En disant cela, Paul nous rappelle que de tout temps et en toutes circonstances nous avons tendance non seulement à nous endormir mais de surcroît à nous complaire dans les logiques mortifères tant nos consciences humaines sont anesthésiées.
Paul nous le rappelle souvent. Aussi ses exhortations à nous réveiller et à nous relever ne manquent pas. « Frères, dit-il aux romains, c’est l’heure de vous réveiller du sommeil.. car le salut est là.» « Réveillez-vous pour vivre justement » exhortera-t’il encore aux corinthiens.
Pour autant, la question est bien de savoir comment se réveiller et se relever. N’en doutons jamais : la réponse se trouve et vit dans le creux de notre liberté et même plus précisément dans le creux de notre liberté chrétienne. C’est à dire dans notre intériorité, là où se conçoivent nos options de vie chrétienne c’est à dire dans notre conscience, dans notre capacité à penser et à agir. L’étincelle, la lumière qui éclaire et suscite notre foi en Christ jaillit de notre intériorité. Ainsi, l’issue d’une épreuve quelle quelle soit, commence par une action intérieure éclairée par la foi. L’issue d’une épreuve commence à partir des forces spirituelles présentes en soi, que la foi peut ranimer, rassembler, dynamiser en un mot « réveiller ». Et, Paul ne nous dit pas autre chose : « Frères et sœurs, vous n’êtes pas dans les ténèbres. Parce que vous êtes éclairés par le Seigneur, alors comportez vous comme des enfants de lumière… Et, cessez, renoncez à vous laisser gangréner par la gestuelle des ténèbres »

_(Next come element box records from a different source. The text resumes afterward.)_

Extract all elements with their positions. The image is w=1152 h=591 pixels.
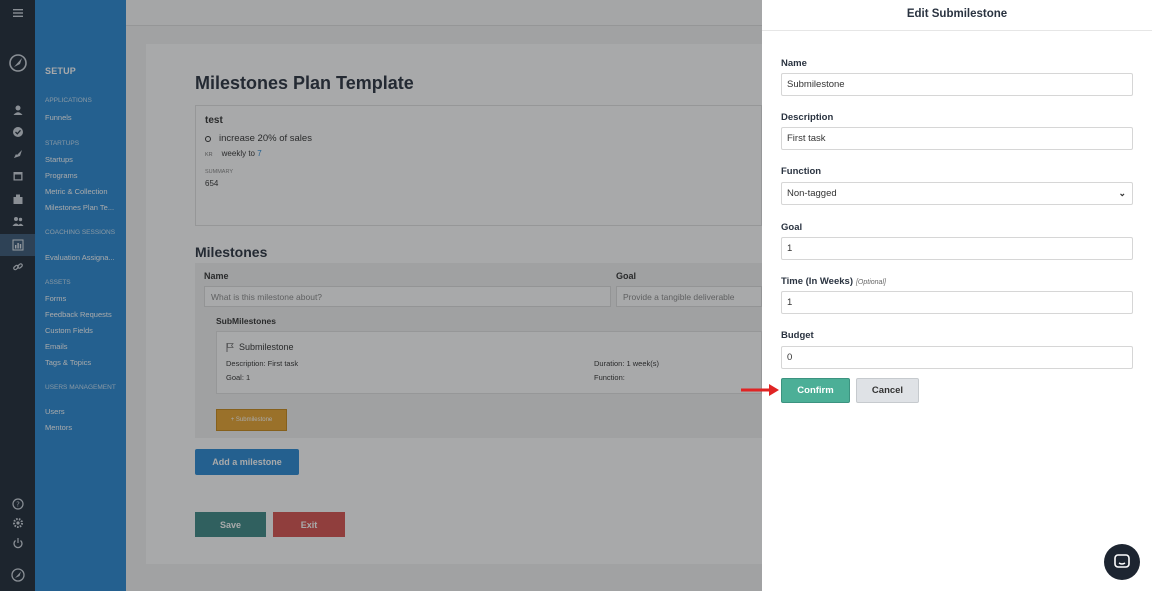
time-label: Time (In Weeks) [Optional] <box>781 276 886 287</box>
time-label-text: Time (In Weeks) <box>781 276 853 287</box>
function-select[interactable]: Non-tagged ⌄ <box>781 182 1133 205</box>
cancel-button[interactable]: Cancel <box>856 378 919 403</box>
description-input[interactable]: First task <box>781 127 1133 150</box>
function-label: Function <box>781 166 822 177</box>
red-arrow-icon <box>741 384 779 396</box>
function-selected-value: Non-tagged <box>787 188 837 199</box>
budget-label: Budget <box>781 330 814 341</box>
edit-submilestone-drawer: Edit Submilestone Name Submilestone Desc… <box>762 0 1152 591</box>
confirm-button[interactable]: Confirm <box>781 378 850 403</box>
name-input[interactable]: Submilestone <box>781 73 1133 96</box>
time-input[interactable]: 1 <box>781 291 1133 314</box>
description-label: Description <box>781 112 834 123</box>
budget-input[interactable]: 0 <box>781 346 1133 369</box>
drawer-title: Edit Submilestone <box>906 8 1008 20</box>
modal-backdrop[interactable] <box>0 0 762 591</box>
drawer-divider <box>762 30 1152 31</box>
chat-launcher[interactable] <box>1104 544 1140 580</box>
name-label: Name <box>781 58 807 69</box>
chat-icon <box>1114 554 1130 568</box>
goal-label: Goal <box>781 222 803 233</box>
time-optional-hint: [Optional] <box>855 279 886 286</box>
goal-input[interactable]: 1 <box>781 237 1133 260</box>
chevron-down-icon: ⌄ <box>1118 188 1126 198</box>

A sa façon, Pierre nous l’explique dans une de ces lettres : « Je réveille, nous dit-il, votre pure intelligence en rappelant ces choses à votre mémoire, afin que vous vous souveniez des paroles qui vous ont été dites… ». Effectivement la ressource du réveil, la force du relèvement c’est, et cela reste, « les paroles qui nous ont été dites ». C’est, et cela reste, la Parole, la Parole vive rappelée sans cesse et tout le temps. C’est bien ce qui est nécessaire aujourd’hui. Nous avons souvent l’impression d’être particulièrement réveillés pour cultiver et étaler notre intelligence naturelle ou académique mais nous le sommes généralement beaucoup moins pour ce qui est de notre intelligence spirituelle surtout quand les temps sont difficiles comme ceux que nous vivons, ces temps difficiles où nous sommes désormais «confinés »… Et même doublement « confinés » en étant trop souvent devant un écran qui remplit l’espace vacant à grand débit.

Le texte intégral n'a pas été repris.